As of December 31, 2021 and June 30, 2021, the Company had 1 and 1 share of its series C preferred stock issued and outstanding, respectively.

 

 

Sugarmade, Inc. and Subsidiaries

Notes to Unaudited Condensed Consolidated Financial Statements

December 31, 2021

 

31. Equity Transactions

 

The Company is authorized to issue 10,000,000,000 shares of $.001 par value common stock and 10,000,000 shares of $.001 par value preferred stock.

 

As of June 30, 2020, the Company had 1,763,277,230 shares of its common stock issued and outstanding and 3,541,500 shares of its preferred stock issued and outstanding.

 

During the year ended June 30, 2021, the Company issued 2,620,000,001 shares of common stock for cash in total amount of $4,171,000.

 

During the year ended June 30, 2021, the Company issued 2,451,338,059 shares of common stock to convert the convertible notes with accrued interest in total amount of $2,560,369.

 

During the periods from December 14, 2014 through March 31, 2015, the Company issued 2,000,000 shares of Series A preferred stock from an EB5 Program Investment.
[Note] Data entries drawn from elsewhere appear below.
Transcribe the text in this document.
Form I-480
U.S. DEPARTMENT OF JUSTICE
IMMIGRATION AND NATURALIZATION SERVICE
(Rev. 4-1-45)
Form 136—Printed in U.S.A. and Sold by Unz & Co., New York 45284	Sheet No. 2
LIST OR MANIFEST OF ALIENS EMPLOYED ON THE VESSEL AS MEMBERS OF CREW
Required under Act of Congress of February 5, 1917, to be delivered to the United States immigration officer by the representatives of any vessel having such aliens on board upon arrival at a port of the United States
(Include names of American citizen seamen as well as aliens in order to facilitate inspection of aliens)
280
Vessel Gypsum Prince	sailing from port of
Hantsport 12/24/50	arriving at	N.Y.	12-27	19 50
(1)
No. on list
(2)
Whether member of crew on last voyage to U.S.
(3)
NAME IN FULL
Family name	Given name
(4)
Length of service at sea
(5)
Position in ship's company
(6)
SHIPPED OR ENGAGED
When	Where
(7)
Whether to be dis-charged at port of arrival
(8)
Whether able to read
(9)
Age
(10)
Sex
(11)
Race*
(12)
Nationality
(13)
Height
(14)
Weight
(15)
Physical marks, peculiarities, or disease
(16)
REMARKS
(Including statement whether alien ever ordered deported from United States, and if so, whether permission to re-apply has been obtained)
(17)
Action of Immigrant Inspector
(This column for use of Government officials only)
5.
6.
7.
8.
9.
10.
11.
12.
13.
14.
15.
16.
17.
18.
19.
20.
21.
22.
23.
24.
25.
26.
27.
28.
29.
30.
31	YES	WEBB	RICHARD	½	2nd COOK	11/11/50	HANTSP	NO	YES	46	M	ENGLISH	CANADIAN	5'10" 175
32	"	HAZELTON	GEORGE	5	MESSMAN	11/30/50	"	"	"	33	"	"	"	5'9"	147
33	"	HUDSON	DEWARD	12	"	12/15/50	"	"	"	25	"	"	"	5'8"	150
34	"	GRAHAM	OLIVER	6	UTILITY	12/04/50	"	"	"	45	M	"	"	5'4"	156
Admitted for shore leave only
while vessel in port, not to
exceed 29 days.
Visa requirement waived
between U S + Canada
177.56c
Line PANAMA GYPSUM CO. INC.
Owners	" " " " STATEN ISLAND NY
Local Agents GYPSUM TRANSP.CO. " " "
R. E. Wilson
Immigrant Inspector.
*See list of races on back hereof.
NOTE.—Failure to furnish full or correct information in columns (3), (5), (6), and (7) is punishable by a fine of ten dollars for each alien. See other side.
Five years from the date of issue (the “Conversion Date”), assuming Investor is approved for l-526, and each Preferred Share will automatically convert into that number of Common Shares having a “fair market value” of the Initial Investment plus a five (5) percent annualized return on Initial Investment, Fair market value will be determined by averaging the closing sale price of a Common Share for the 40 trading days immediately preceding the date of conversion on the U.S. stock exchange on which Common Shares are publicly traded. Should the Investor be unsuccessful in liquidating the Common Shares within 90 days after the Conversion Date, the Company shall buy back total Common Shares owned by Investor at a fixed amount of $500,000.00 plus 5% ROI per annum.

 

During the year ended June 30, 2021, those shares were automatically converted into 360,647,019 of common shares with a fair market value of $2,000,000 of initial investment plus a five percent annualized return on initial investment (“ROI”), or total ROI of $500,000.

 

During the year ended June 30, 2021, the Company issued 187,673,367 shares of common stock for service compensation in total fair value of $455,894.

 

During the year ended June 30, 2021, the Company issued 19,600,000 shares of common stock for shares subscribed in prior year in total fair value of $196,000.

 

On May 11, 2021, the Company and Jimmy Chan, the Chief Executive Officer, Chief Financial Officer, and a Director of the Company, entered into the Stock Redemption Agreement, dated as of May 11, 2021, with the Company. Pursuant to the terms of the Stock Redemption Agreement, Mr. Chan agreed to sell, and the Company agreed to purchase, 1,000,000 shares of the Company’s Series B Stock held by Mr. Chan in exchange for $1.00 in cash consideration. The Stock Purchase closed on May 11, 2021, and after the close of the Stock Purchase, the 1,000,000 shares of the Series B Stock previously held by Mr. Chan were returned to the status of authorized but unissued shares of Series B Stock of the Company.

 

As of June 30, 2021, the Company had 7,402,535,677 shares of its common stock issued and outstanding.

 

As of June 30, 2021, the Company had 541,500 shares of its Series B preferred stock issued and outstanding.